Symantec Corp. (Nasdaq: SYMC) announced the findings of its February Symantec Intelligence Report, which shows a new wave of cyber-attacks designed to impersonate a well-known business mediation and arbitration service in North America.

Businesses are being targeted with emails purporting to originate from the US Better Business Bureau, socially engineered to suggest that a complaint had been filed against the organization and the details of the complaint could be found in the file attachment, which would lead to a PDF file that contains an embedded executable or a URL that leads to the malware.

“These attacks are reminiscent of similar incidents that were first reported in 2007, when C-level business executives were being targeted with emails that purported to originate from the US Better Business Bureau (BBB). The new wave of attacks bear similar social engineering techniques to the 2007 attacks, although recently the attackers are using considerably more advanced techniques, including server-side polymorphism, making them especially protean in nature,” said Paul Wood, cyber security intelligence manager, Symantec.

“Server-side polymorphism enables the attacker to generate a unique strain of malware for each use, in order to evade detection by traditional anti-virus security software. Scripts such as PHP are commonly used on the attacker’s Web site to generate the malicious code on-the-fly. Like the Greek sea-god, Proteus, the continually transforming nature of these attacks makes them very difficult to recognize and detect using more traditional signature-based defenses,” Wood said.

This month’s report also reveals that cyber criminals tapping into the zeitgeist was particularly noticeable in the week running-up to St.
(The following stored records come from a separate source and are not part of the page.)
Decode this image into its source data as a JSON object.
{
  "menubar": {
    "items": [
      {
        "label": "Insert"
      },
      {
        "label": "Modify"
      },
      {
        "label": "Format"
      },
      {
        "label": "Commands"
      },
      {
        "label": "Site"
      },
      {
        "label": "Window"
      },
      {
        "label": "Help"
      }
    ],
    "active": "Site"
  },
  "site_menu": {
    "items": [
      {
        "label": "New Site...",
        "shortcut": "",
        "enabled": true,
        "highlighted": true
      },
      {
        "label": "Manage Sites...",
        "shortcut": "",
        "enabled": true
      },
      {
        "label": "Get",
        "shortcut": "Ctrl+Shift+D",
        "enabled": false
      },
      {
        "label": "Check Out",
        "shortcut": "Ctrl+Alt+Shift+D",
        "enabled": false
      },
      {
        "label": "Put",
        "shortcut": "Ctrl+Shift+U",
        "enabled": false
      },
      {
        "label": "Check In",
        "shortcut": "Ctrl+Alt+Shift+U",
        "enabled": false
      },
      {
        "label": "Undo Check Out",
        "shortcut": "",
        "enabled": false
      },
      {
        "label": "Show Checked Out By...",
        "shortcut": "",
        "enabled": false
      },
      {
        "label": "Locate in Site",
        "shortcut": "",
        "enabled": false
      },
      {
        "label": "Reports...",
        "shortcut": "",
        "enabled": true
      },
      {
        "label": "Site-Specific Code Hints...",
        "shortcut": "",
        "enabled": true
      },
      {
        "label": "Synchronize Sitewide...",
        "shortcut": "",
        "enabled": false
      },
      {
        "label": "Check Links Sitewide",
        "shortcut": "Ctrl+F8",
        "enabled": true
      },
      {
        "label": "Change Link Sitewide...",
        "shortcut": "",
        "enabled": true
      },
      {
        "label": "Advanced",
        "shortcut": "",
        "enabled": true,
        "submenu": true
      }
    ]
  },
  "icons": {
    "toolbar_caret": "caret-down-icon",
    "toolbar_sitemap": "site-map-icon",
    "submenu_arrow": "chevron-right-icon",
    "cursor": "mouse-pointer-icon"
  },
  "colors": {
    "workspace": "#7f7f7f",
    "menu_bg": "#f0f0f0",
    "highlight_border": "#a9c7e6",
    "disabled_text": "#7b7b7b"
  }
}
Valentine’s Day, as the volume of spam messages referencing the event rose by as much as three and a half times the daily average for that week. The volume started falling off again after February 14, with a late spike occurring on February 16, when almost 6 times the daily average volume of emails referencing the special day was recorded.

Other Report Highlights:

Spam: In February 2012, the global ratio of spam in email traffic fell by 1.0 percentage points since January 2012, to 68.0 percent (1 in 1.47 emails). This follows the continuing trend of global spam levels diminishing gradually since the latter part of 2011.

Phishing: In February, the global phishing rate increased by 0.01 percentage points, taking the global average rate to one in 358.1 emails (0.28 percent) that comprised some form of phishing attack.
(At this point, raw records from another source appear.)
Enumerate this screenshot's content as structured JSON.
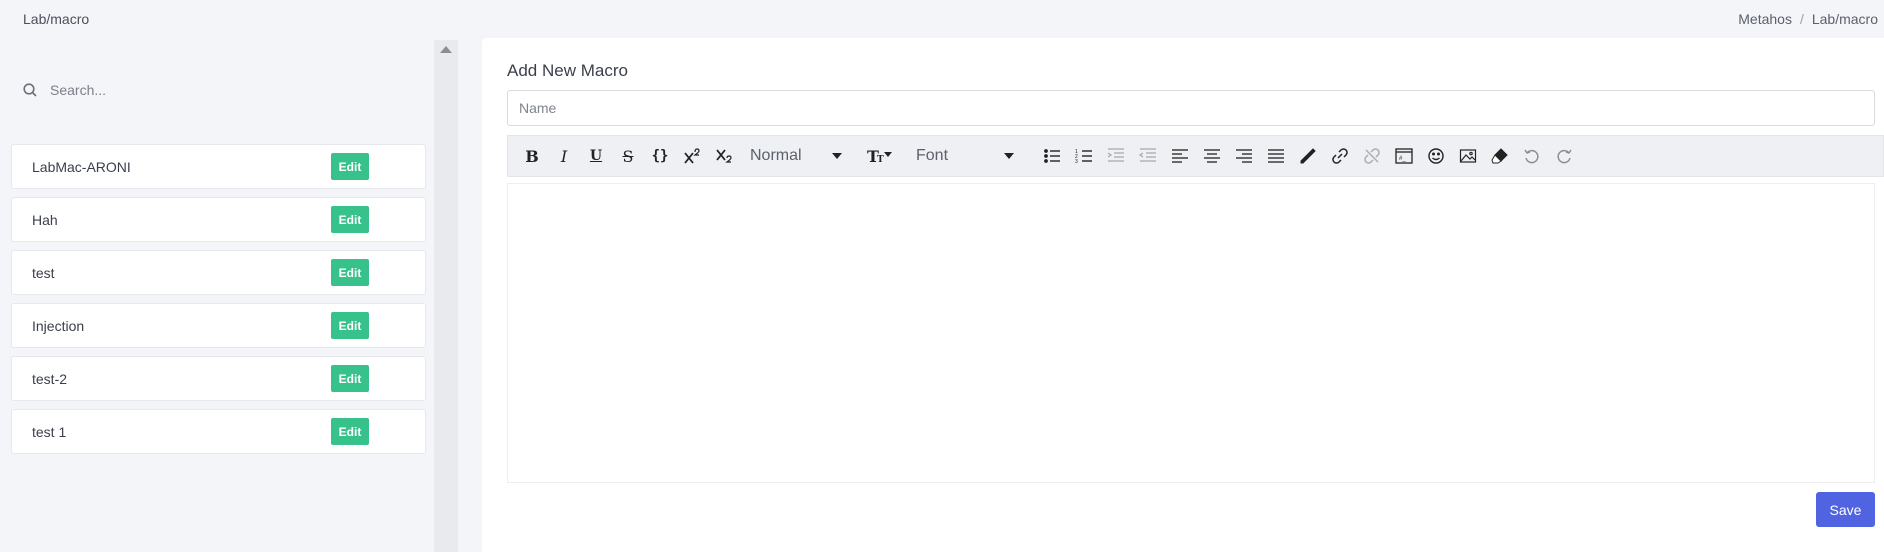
{
  "topbar": {
    "title": "Lab/macro",
    "breadcrumb": [
      "Metahos",
      "Lab/macro"
    ],
    "breadcrumb_sep": "/"
  },
  "sidebar": {
    "search_placeholder": "Search...",
    "macros": [
      {
        "name": "LabMac-ARONI",
        "edit_label": "Edit"
      },
      {
        "name": "Hah",
        "edit_label": "Edit"
      },
      {
        "name": "test",
        "edit_label": "Edit"
      },
      {
        "name": "Injection",
        "edit_label": "Edit"
      },
      {
        "name": "test-2",
        "edit_label": "Edit"
      },
      {
        "name": "test 1",
        "edit_label": "Edit"
      }
    ]
  },
  "main": {
    "title": "Add New Macro",
    "name_placeholder": "Name",
    "toolbar": {
      "paragraph_style": "Normal",
      "font_family": "Font"
    },
    "save_label": "Save"
  },
  "colors": {
    "edit_button": "#36c28a",
    "save_button": "#5063e0"
  }
}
E-mail-borne Threats: The global ratio of email-borne viruses in email traffic was one in 274.0 emails (0.37 percent) in February, an increase of 0.03 percentage points since January 2012. In February, 27.4 percent of email-borne malware contained links to malicious Web sites, 1.6 percentage points lower than January 2012.
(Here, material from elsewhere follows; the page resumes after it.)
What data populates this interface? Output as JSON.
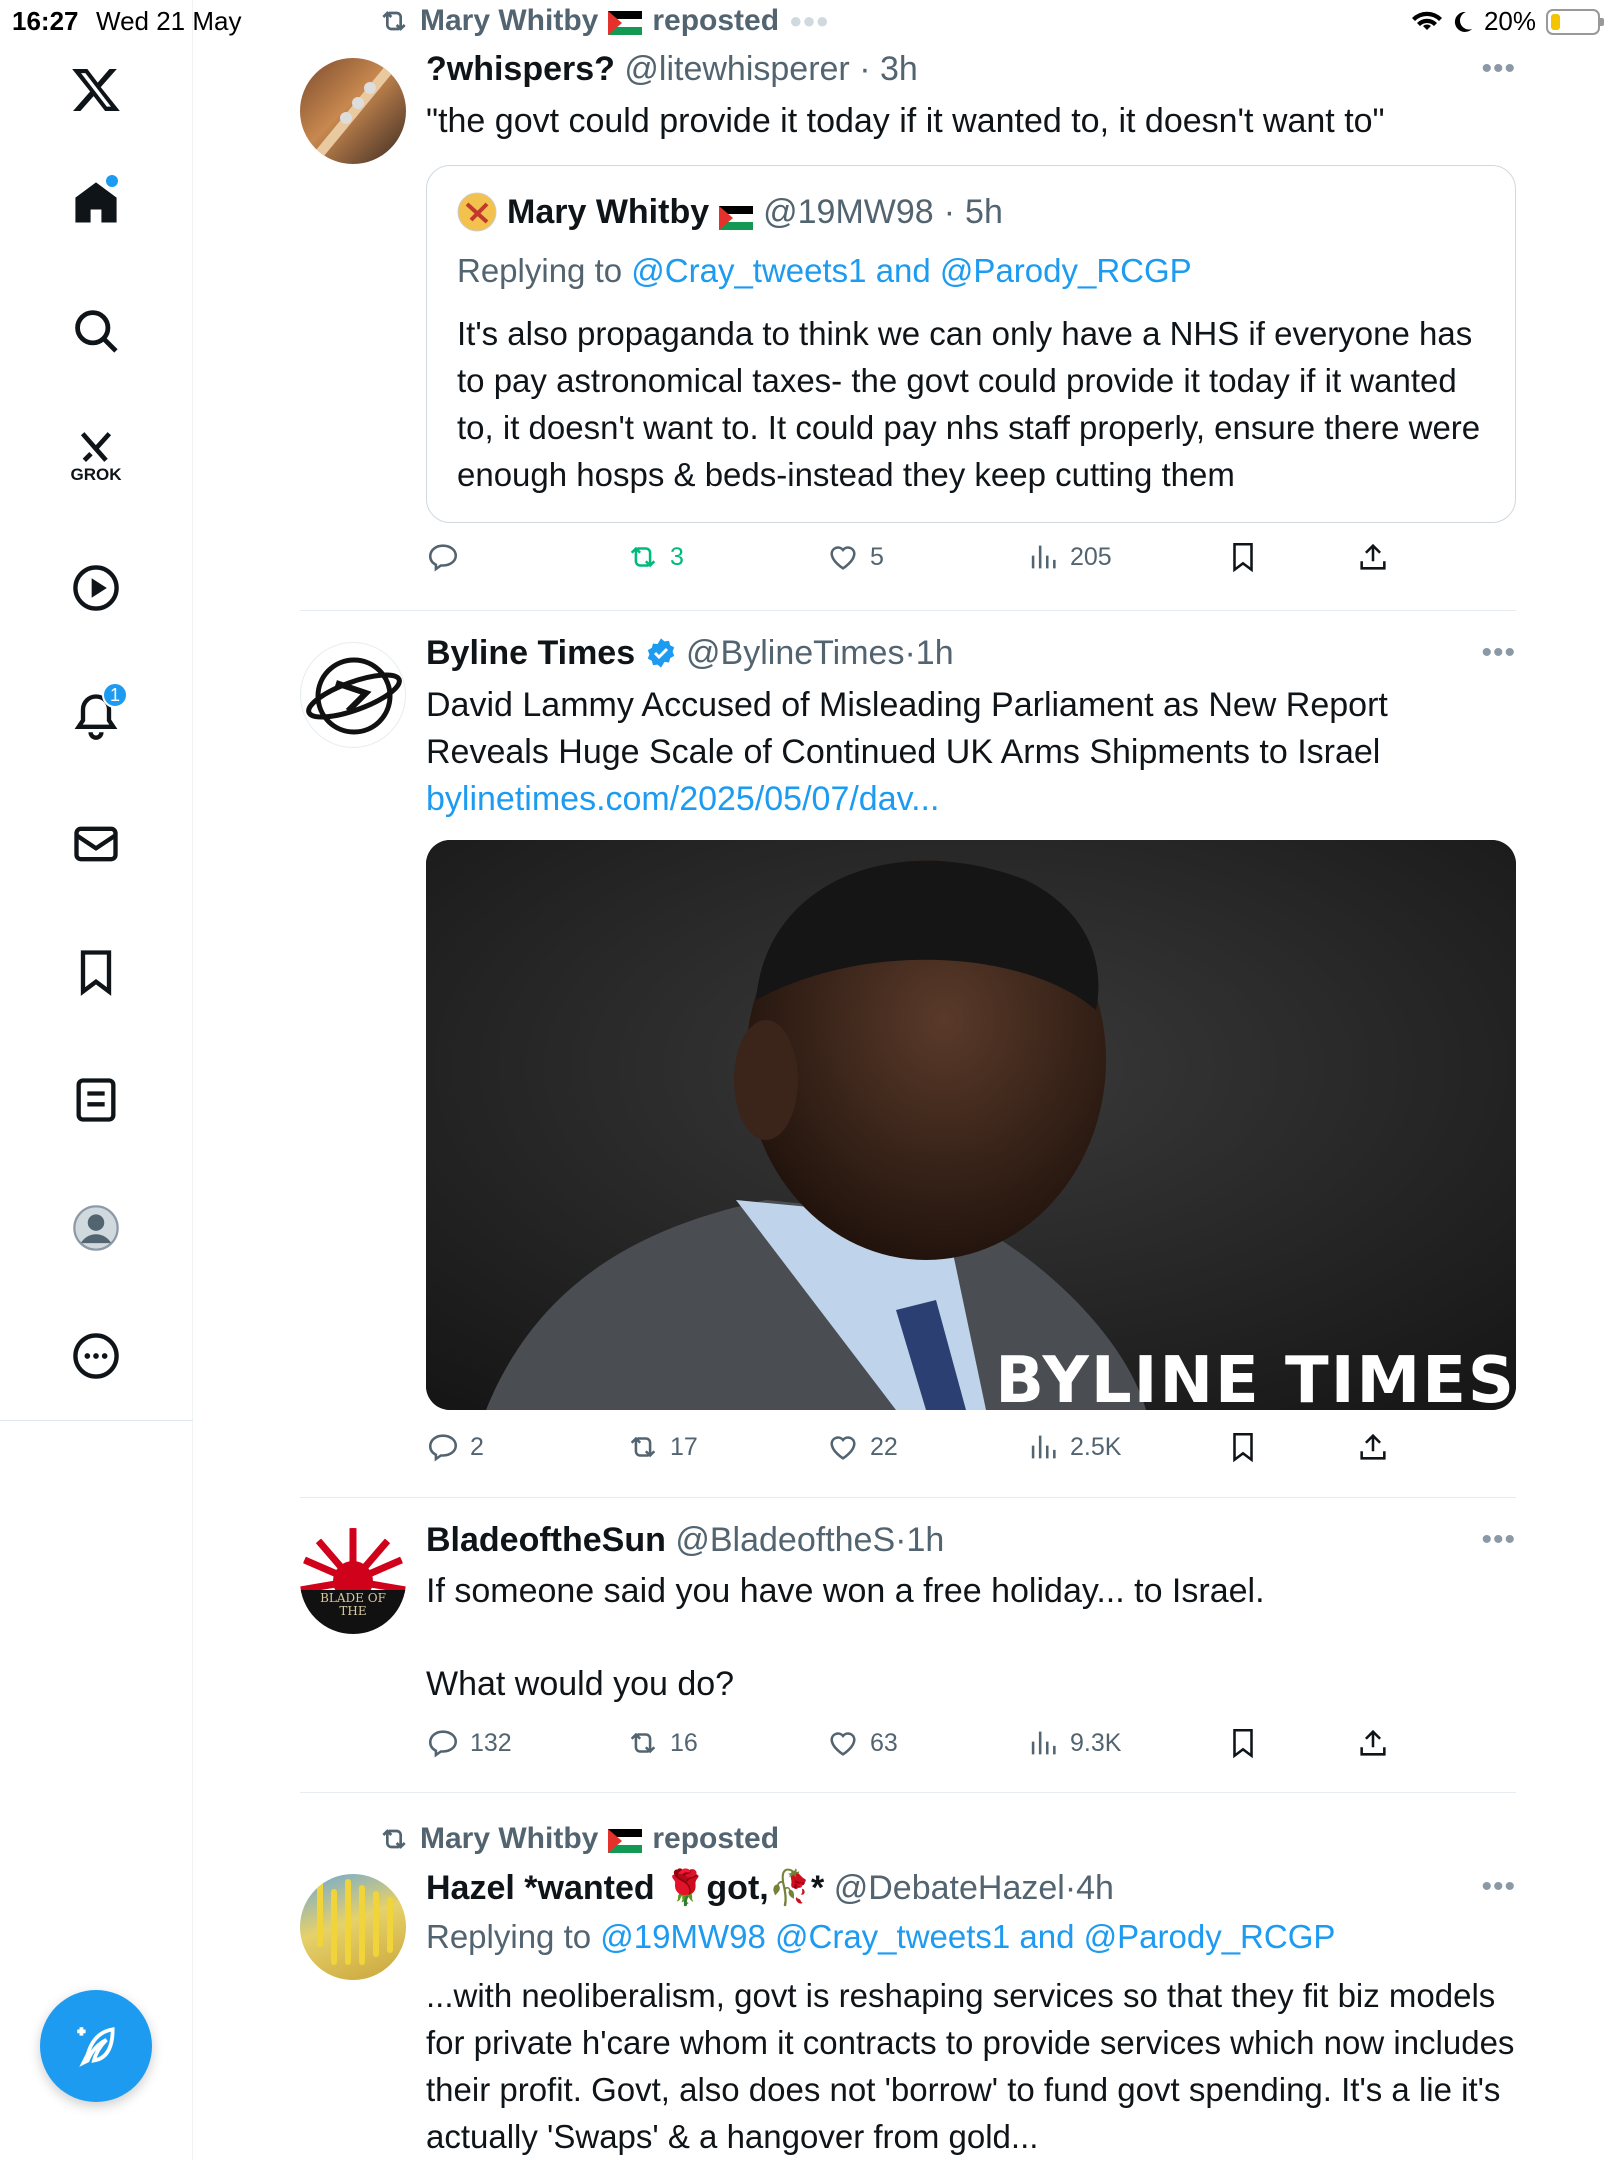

Web-based Malware Threats: In February, Symantec Intelligence identified an average of 2,305 Web sites each day harboring malware and other potentially unwanted programs including spyware and adware; an increase of 9.7 percent since January 2012.

Endpoint Threats: The most frequently blocked malware for the last month was WS.Trojan.H. WS.Trojan.H is generic cloud-based heuristic detection for files that posses characteristics of an as yet unclassified threat. Files detected by this heuristic are deemed by Symantec to pose a risk to users and are therefore blocked from accessing the computer.